Regarding early modern human populations, genetic data advocates an African origin. But it is hard to estimate a single model for evaluating the origin of African ancestry. At any rate, sometime between ∼250 and 200 ka, five key branches contributing to early modern human ancestry began to separate from each other within a short space of time in Africa.
Genomic data, in Eurasia, has been acquired from early modern humans dating to as early as ∼45 ka. These data show numerous early modern human lineages.
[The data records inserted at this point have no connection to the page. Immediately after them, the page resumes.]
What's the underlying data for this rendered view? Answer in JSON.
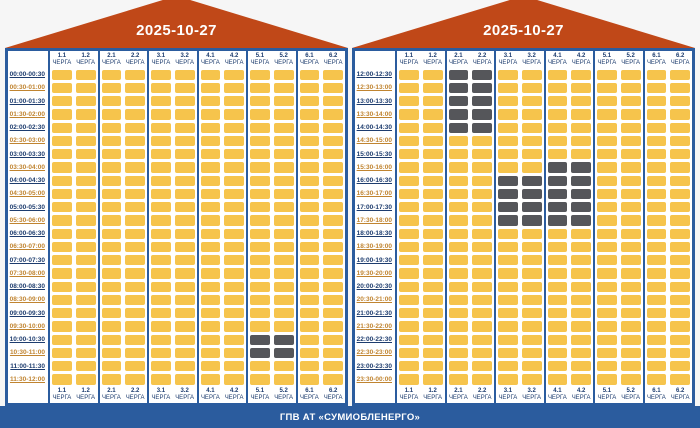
{
  "app": {
    "footer_label": "ГПВ АТ «СУМИОБЛЕНЕРГО»"
  },
  "colors": {
    "roof_red": "#C04818",
    "frame_blue": "#2B5C9E",
    "cell_power_on": "#F6C44C",
    "cell_outage": "#55565A",
    "time_label_hour": "#1D3C6E",
    "time_label_half": "#C08430"
  },
  "queues": [
    "1.1",
    "1.2",
    "2.1",
    "2.2",
    "3.1",
    "3.2",
    "4.1",
    "4.2",
    "5.1",
    "5.2",
    "6.1",
    "6.2"
  ],
  "queue_sublabel": "ЧЕРГА",
  "panels": [
    {
      "date": "2025-10-27",
      "rows": [
        {
          "time": "00:00-00:30",
          "off": []
        },
        {
          "time": "00:30-01:00",
          "off": []
        },
        {
          "time": "01:00-01:30",
          "off": []
        },
        {
          "time": "01:30-02:00",
          "off": []
        },
        {
          "time": "02:00-02:30",
          "off": []
        },
        {
          "time": "02:30-03:00",
          "off": []
        },
        {
          "time": "03:00-03:30",
          "off": []
        },
        {
          "time": "03:30-04:00",
          "off": []
        },
        {
          "time": "04:00-04:30",
          "off": []
        },
        {
          "time": "04:30-05:00",
          "off": []
        },
        {
          "time": "05:00-05:30",
          "off": []
        },
        {
          "time": "05:30-06:00",
          "off": []
        },
        {
          "time": "06:00-06:30",
          "off": []
        },
        {
          "time": "06:30-07:00",
          "off": []
        },
        {
          "time": "07:00-07:30",
          "off": []
        },
        {
          "time": "07:30-08:00",
          "off": []
        },
        {
          "time": "08:00-08:30",
          "off": []
        },
        {
          "time": "08:30-09:00",
          "off": []
        },
        {
          "time": "09:00-09:30",
          "off": []
        },
        {
          "time": "09:30-10:00",
          "off": []
        },
        {
          "time": "10:00-10:30",
          "off": [
            "5.1",
            "5.2"
          ]
        },
        {
          "time": "10:30-11:00",
          "off": [
            "5.1",
            "5.2"
          ]
        },
        {
          "time": "11:00-11:30",
          "off": []
        },
        {
          "time": "11:30-12:00",
          "off": []
        }
      ]
    },
    {
      "date": "2025-10-27",
      "rows": [
        {
          "time": "12:00-12:30",
          "off": [
            "2.1",
            "2.2"
          ]
        },
        {
          "time": "12:30-13:00",
          "off": [
            "2.1",
            "2.2"
          ]
        },
        {
          "time": "13:00-13:30",
          "off": [
            "2.1",
            "2.2"
          ]
        },
        {
          "time": "13:30-14:00",
          "off": [
            "2.1",
            "2.2"
          ]
        },
        {
          "time": "14:00-14:30",
          "off": [
            "2.1",
            "2.2"
          ]
        },
        {
          "time": "14:30-15:00",
          "off": []
        },
        {
          "time": "15:00-15:30",
          "off": []
        },
        {
          "time": "15:30-16:00",
          "off": [
            "4.1",
            "4.2"
          ]
        },
        {
          "time": "16:00-16:30",
          "off": [
            "3.1",
            "3.2",
            "4.1",
            "4.2"
          ]
        },
        {
          "time": "16:30-17:00",
          "off": [
            "3.1",
            "3.2",
            "4.1",
            "4.2"
          ]
        },
        {
          "time": "17:00-17:30",
          "off": [
            "3.1",
            "3.2",
            "4.1",
            "4.2"
          ]
        },
        {
          "time": "17:30-18:00",
          "off": [
            "3.1",
            "3.2",
            "4.1",
            "4.2"
          ]
        },
        {
          "time": "18:00-18:30",
          "off": []
        },
        {
          "time": "18:30-19:00",
          "off": []
        },
        {
          "time": "19:00-19:30",
          "off": []
        },
        {
          "time": "19:30-20:00",
          "off": []
        },
        {
          "time": "20:00-20:30",
          "off": []
        },
        {
          "time": "20:30-21:00",
          "off": []
        },
        {
          "time": "21:00-21:30",
          "off": []
        },
        {
          "time": "21:30-22:00",
          "off": []
        },
        {
          "time": "22:00-22:30",
          "off": []
        },
        {
          "time": "22:30-23:00",
          "off": []
        },
        {
          "time": "23:00-23:30",
          "off": []
        },
        {
          "time": "23:30-00:00",
          "off": []
        }
      ]
    }
  ],
  "chart_data": {
    "type": "heatmap",
    "title": "2025-10-27",
    "columns": [
      "1.1",
      "1.2",
      "2.1",
      "2.2",
      "3.1",
      "3.2",
      "4.1",
      "4.2",
      "5.1",
      "5.2",
      "6.1",
      "6.2"
    ],
    "column_sublabel": "ЧЕРГА",
    "time_range": [
      "00:00",
      "24:00"
    ],
    "slot_minutes": 30,
    "cell_states": {
      "on_color": "#F6C44C",
      "off_color": "#55565A"
    },
    "outages": [
      {
        "queues": [
          "5.1",
          "5.2"
        ],
        "from": "10:00",
        "to": "11:00"
      },
      {
        "queues": [
          "2.1",
          "2.2"
        ],
        "from": "12:00",
        "to": "14:30"
      },
      {
        "queues": [
          "4.1",
          "4.2"
        ],
        "from": "15:30",
        "to": "18:00"
      },
      {
        "queues": [
          "3.1",
          "3.2"
        ],
        "from": "16:00",
        "to": "18:00"
      }
    ],
    "footer": "ГПВ АТ «СУМИОБЛЕНЕРГО»"
  }
}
A few of these lineages do not reveal any detectable genetic continuity with later populations, while others, including those symbolizing Ancient Europeans, Ancient North Siberians, and Ancient Asians, might be genetically linked with present-time human populations.
Eventually, rising population structure, heightened population interaction, and greater migration were witnessed throughout Eurasia.
During the Last Glacial Maximum or LGM, a harsh period between 27—19 ka, population changes are observed in Europe, East Asia, and Siberia. With a warmer and more stable climate after the LGM, the human population expanded, migrated, and interacted.”
Qiaomei Fu, Professor, Institute of Vertebrate Paleontology and Paleoanthropology, Chinese Academy of Sciences
Ancient DNA research efficiently widened the knowledge of human history. Yet, researchers have only plunged below the surface and additional efforts are needed.
This must incorporate additional sampling from genomes older than 30 kyr and from areas like Asia, Africa, and Oceania; the scope of aDNA research can be advanced by using other ancient molecular information like isotopic, proteomic, epigenetic, and microbiomic data along with examining adaptive variants.
aDNA research not only expands the understanding of human history but also enhances the insights into human biology. Examining humans’ adaptations to extreme environments like the infectious agents and LGM in the past would enable overcoming fresh challenges like climate change and more pandemics in the future.
Liu, Y., et al. (2021) Insights into human history from the first decade of ancient human genomics. Science. doi.org/10.1126/science.abi8202.